Le Huitième Péché
curiosité, mais quelle relation entreteniez-vous avec la signora Ammer ?
— Vous voulez savoir si nous avions une liaison ? répondit Malberg en s’efforçant de sourire. La réponse est non. C’était une ancienne camarade de classe. Ça n’allait pas plus loin.
— Et elle n’a jamais été mariée ?
— Non. En tout cas, pas à ma connaissance.
— Étonnant. Il paraît qu’elle était très attirante.
— C’est vrai. Elle s’était incroyablement métamorphosée, avec le temps. Le vilain petit canard était devenu un beau cygne. Jusqu’à la fin du lycée, elle était tout, sauf jolie. Mais lorsque je l’ai revue après toutes ces années, j’en ai presque eu le souffle coupé. L’insignifiante Lénou était devenue une Marlène très séduisante.
— Marlène Ammer avait-elle encore des parents ?
— Pas que je sache. Elle m’a raconté que sa mère était décédée il y a deux ans. Son père avait trouvé la mort quelques années plus tôt dans un accident de voiture. Non, elle n’a pas laissé de famille.
— Avait-elle des ennemis ? A-t-elle fait des allusions donnant à penser qu’elle se sentait menacée ?
Malberg s’efforçait de garder la tête froide.
La touffeur du soir et les questions précises de la journaliste ne lui facilitaient pas les choses, vu la situation où il se trouvait.
— Écoutez-moi, signorina Lima : quand on se revoit après vingt ans, on a beaucoup de choses à se raconter. On ne peut pas parler de tout.
— Je comprends, s’excusa Caterina, avant de poser une autre question dans la seconde qui suivit :
— Au fait, comment avez-vous appris la mort de la jeune femme ?
Malberg tressaillit. La journaliste avait-elle remarqué sa réaction ? Il tenta de n’en rien laisser paraître :
— C’est la marquise qui m’a informé. Elle ne vous l’a pas dit ?
— Non, je ne me souviens pas qu’elle en ait parlé.
Caterina Lima posa le bout de l’index sur ses lèvres, comme si elle réfléchissait.
Malberg n’était pas du genre à se laisser cuisiner par une journaliste. D’autant qu’il n’y avait aucune raison à cela. Mais la conversation prenait lentement l’allure d’un interrogatoire. Malberg se retrouvait tout à coup dans le rôle de celui qui va devoir se défendre. Ce qui était inadmissible pour lui : il se leva.
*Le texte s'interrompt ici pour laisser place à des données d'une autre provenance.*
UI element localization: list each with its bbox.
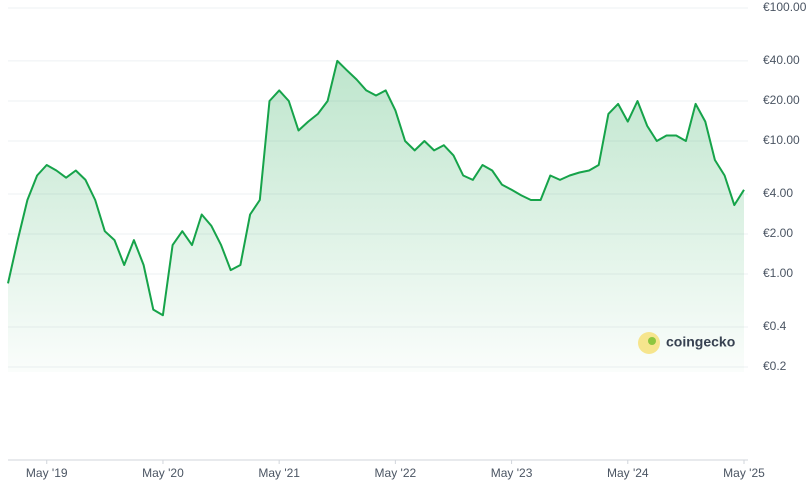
y-tick-label: €20.00	[763, 93, 800, 107]
x-tick-label: May '25	[723, 466, 765, 480]
y-tick-label: €100.00	[763, 0, 807, 14]
x-tick-label: May '23	[491, 466, 533, 480]
y-tick-label: €4.00	[763, 186, 793, 200]
watermark: coingecko	[638, 332, 735, 354]
y-tick-label: €1.00	[763, 266, 793, 280]
y-tick-label: €0.4	[763, 319, 787, 333]
y-tick-label: €0.2	[763, 359, 787, 373]
x-tick-label: May '21	[258, 466, 300, 480]
watermark-text: coingecko	[666, 334, 735, 350]
y-tick-label: €2.00	[763, 226, 793, 240]
y-tick-label: €10.00	[763, 133, 800, 147]
price-area	[8, 60, 744, 373]
x-tick-label: May '24	[607, 466, 649, 480]
x-tick-label: May '22	[375, 466, 417, 480]
x-tick-label: May '20	[142, 466, 184, 480]
y-tick-label: €40.00	[763, 53, 800, 67]
price-line	[7, 59, 745, 317]
x-tick-label: May '19	[26, 466, 68, 480]
logo-eye	[648, 337, 656, 345]
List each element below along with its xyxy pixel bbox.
— Je regrette de ne pas pouvoir vous être plus utile. Je vous ai dit ce que je savais de Marlène. Je vous prie de m’excuser, j’ai un rendez-vous.
— Mais non, signore , vous m’avez beaucoup aidée. Je vous prie d’excuser mes questions directes, je n’en suis qu’au début de mes investigations. Permettez que je vous laisse ma carte au cas où quelque chose d’important vous reviendrait à l’esprit.
Malberg répondit plus par politesse que par conviction :
— Cela va de soi. Je vais certainement rester à Rome quelques jours encore. Vous savez où me trouver.
Et, l’air absorbé, il glissa la carte dans la poche de son polo.
7
De grosses gouttes de pluie s’écrasaient contre les vitres du château de Layenfels. Une planche de bois et une simple couverture de laine n’offraient pas les conditions idéales pour trouver un sommeil réparateur. Soffici, le secrétaire du cardinal, fixait dans l’obscurité les poutres massives du plafond.
Alberto, qui partageait la minuscule pièce avec Soffici, se retournait d’un côté et de l’autre.
Un homme vêtu de noir les avait invités en quelques mots à s’installer pour la nuit dans cette pièce haute de plafond, d’une dizaine de mètres carrés tout au plus, dépourvue de tout mobilier, exception faite de deux grabats en bois, d’une chaise pour poser les vêtements, d’un lavabo dans un coin et, quand même, de l’eau courante.
— Vous non plus n’arrivez pas à dormir, monsignor ? chuchota Alberto dans l’obscurité.
— L’Inquisition n’était certainement pas plus sévère avec ses délinquants, bâilla Soffici, une pointe d’ironie dans la voix.
— Où est le cardinal ? Tout d’un coup, il a disparu.
— Aucune idée. Pour être franc, cela m’est plutôt égal en ce moment. Comment Gonzaga a-t-il pu en arriver là ? C’est de sa faute si nous nous retrouvons dans cette situation.
— Sauf erreur de ma part, c’est bien l’Église qui a inventé le célibat. En tout cas, on n’en trouve pas la trace dans la parole de Notre-Seigneur Jésus-Christ.